Non-alcoholic fatty liver disease (NAFLD) is defined as the presence of steatosis in ≥5% of hepatocytes, without significant alcohol consumption or other known causes of steatosis.[1] NAFLD is subdivided into two primary subtypes, the fairly benign non-alcoholic fatty liver (NAFL) and the more severe, progressive form termed non-alcoholic steatohepatitis (NASH), defined histologically by steatosis in ≥5% of hepatocytes, lobular inflammation and liver cell injury (hepatocyte 'ballooning'), with or without fibrosis.[1] Until recently, there was a lack of large prospective studies to establish the prevalence of NAFLD and NASH. A recent study used magnetic resonance imaging-based proton density fat fraction (MRI-PDFF) to screen for NAFLD and the gold standard reference biopsy[1] to screen for NASH. The cohort included 664 asymptomatic, middle-aged adults (mean age: 56 ± 6.4 years, 50% male, mean body mass index [BMI]: 30.48 ± 5.46 kg/m2, 52% obese). Investigators determined that the overall prevalence of NAFLD was 38% and that of NASH by biopsy was 14%.[2] These estimates are higher than those previously reported; in 2016, the global prevalence rates of NAFLD and NASH were estimated at 25% and 1.5–6.45% respectively.[3] A more recent meta-analysis suggests that the global prevalence of NAFLD is approximately 30%.[4] The growing prevalence of NAFLD and NASH may partly be owing to the increasing prevalence of associated comorbidities. Metabolic comorbidities associated with NAFLD and NASH include obesity, type-2 diabetes mellitus (T2DM), dyslipidaemia, hypertension and metabolic syndrome (MetS).[3,5] The prevalence of NAFLD in patients with T2DM or MetS is estimated at over 50%,[6] but when confirmed using biopsy, it has been found to be over 90% in these populations.[7]

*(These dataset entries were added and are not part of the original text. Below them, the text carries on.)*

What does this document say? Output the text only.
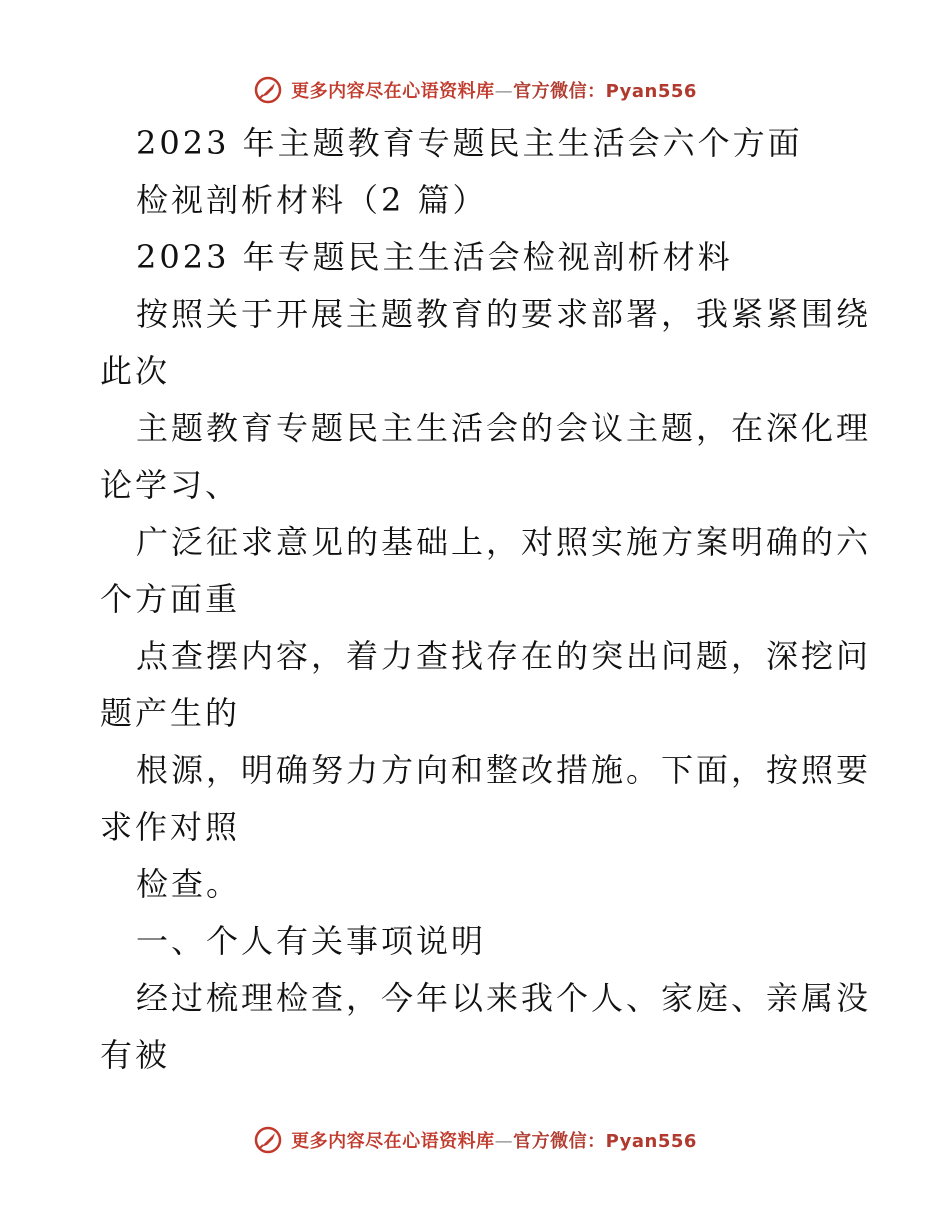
更多内容尽在心语资料库—官方微信：Pyan556
2023 年主题教育专题民主生活会六个方面
检视剖析材料（2 篇）
2023 年专题民主生活会检视剖析材料
按照关于开展主题教育的要求部署，我紧紧围绕
此次
主题教育专题民主生活会的会议主题，在深化理
论学习、
广泛征求意见的基础上，对照实施方案明确的六
个方面重
点查摆内容，着力查找存在的突出问题，深挖问
题产生的
根源，明确努力方向和整改措施。下面，按照要
求作对照
检查。
一、个人有关事项说明
经过梳理检查，今年以来我个人、家庭、亲属没
有被
更多内容尽在心语资料库—官方微信：Pyan556
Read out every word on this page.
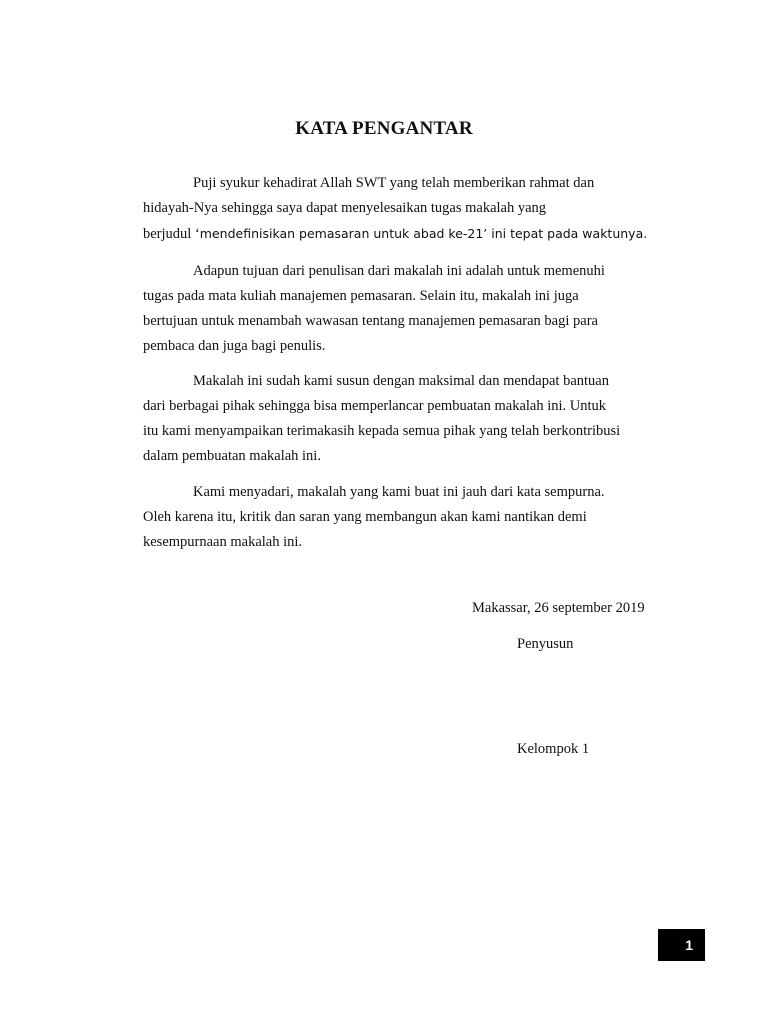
KATA PENGANTAR

Puji syukur kehadirat Allah SWT yang telah memberikan rahmat dan
hidayah-Nya sehingga saya dapat menyelesaikan tugas makalah yang
berjudul ‘mendefinisikan pemasaran untuk abad ke-21’ ini tepat pada waktunya.

Adapun tujuan dari penulisan dari makalah ini adalah untuk memenuhi
tugas pada mata kuliah manajemen pemasaran. Selain itu, makalah ini juga
bertujuan untuk menambah wawasan tentang manajemen pemasaran bagi para
pembaca dan juga bagi penulis.

Makalah ini sudah kami susun dengan maksimal dan mendapat bantuan
dari berbagai pihak sehingga bisa memperlancar pembuatan makalah ini. Untuk
itu kami menyampaikan terimakasih kepada semua pihak yang telah berkontribusi
dalam pembuatan makalah ini.

Kami menyadari, makalah yang kami buat ini jauh dari kata sempurna.
Oleh karena itu, kritik dan saran yang membangun akan kami nantikan demi
kesempurnaan makalah ini.

Makassar, 26 september 2019
Penyusun
Kelompok 1
1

There are significant knowledge gaps regarding the diagnosis, natural history and treatment of NAFLD, but it is known that NAFLD is considered 'dichotomous'. NAFL poses lower risk to the patient, from a liver-related perspective, while NASH may lead to progressive hepatic fibrosis, liver cirrhosis, liver failure and hepatocellular carcinoma (HCC).[1,8,9] An analysis of Medicare claims between 1999 and 2012 found that NAFLD was the most common cause of chronic liver disease (CLD) in all ethnic groups combined (52%).[9] The most important histological feature of NAFLD associated with long-term mortality is fibrosis,[1] and NAFLD has been found to be one of the most common causes of cirrhosis leading to liver transplants, second only to alcohol-associated liver disease.[10] Another study found that the number of new waitlisted liver transplant registrants with NAFLD increased by 170% from 2004 to 2013.[11] NASH has become the most common cause of cirrhosis in adults,[9] the second leading cause for waitlisting and liver transplants in all patients and the first leading cause for waitlisting and liver transplants among Asian, Hispanic and non-Hispanic white females.[11]

Identifying the presence of significant fibrosis (≥F2 fibrosis, NAFLD activity score [NAS] > 4) as a result of NASH in high-risk patients is of utmost importance, given its prognostic value and correlation with progression to cirrhosis and major adverse liver outcomes (MALOs). Liver biopsy is the gold standard applied to detect fibrosis, but its use is limited. Several non-invasive tests (NITs) are available for this purpose, which include 'wet' (i.e., NITs that use serum biomarkers to identify fibrosis) and 'dry' (i.e., NITs that use imaging to identify fibrosis). These NITS demonstrate high accuracy when used in combination, but staging and risk stratification of NASH are more challenging; there is no guidance on how to use available NITs for these purposes. This review discusses the need for NITs in NAFLD and NASH and provides data to support the use of NITs, focusing on newer methods of non-invasively identifying at-risk NASH patients (≥F2 fibrosis, NAS ≥4). This review concludes with an algorithm that serves as an example of how NITs can be integrated into care pathways of patients with NAFLD for better staging and risk stratification, as well as inform the referral decision for further evaluation.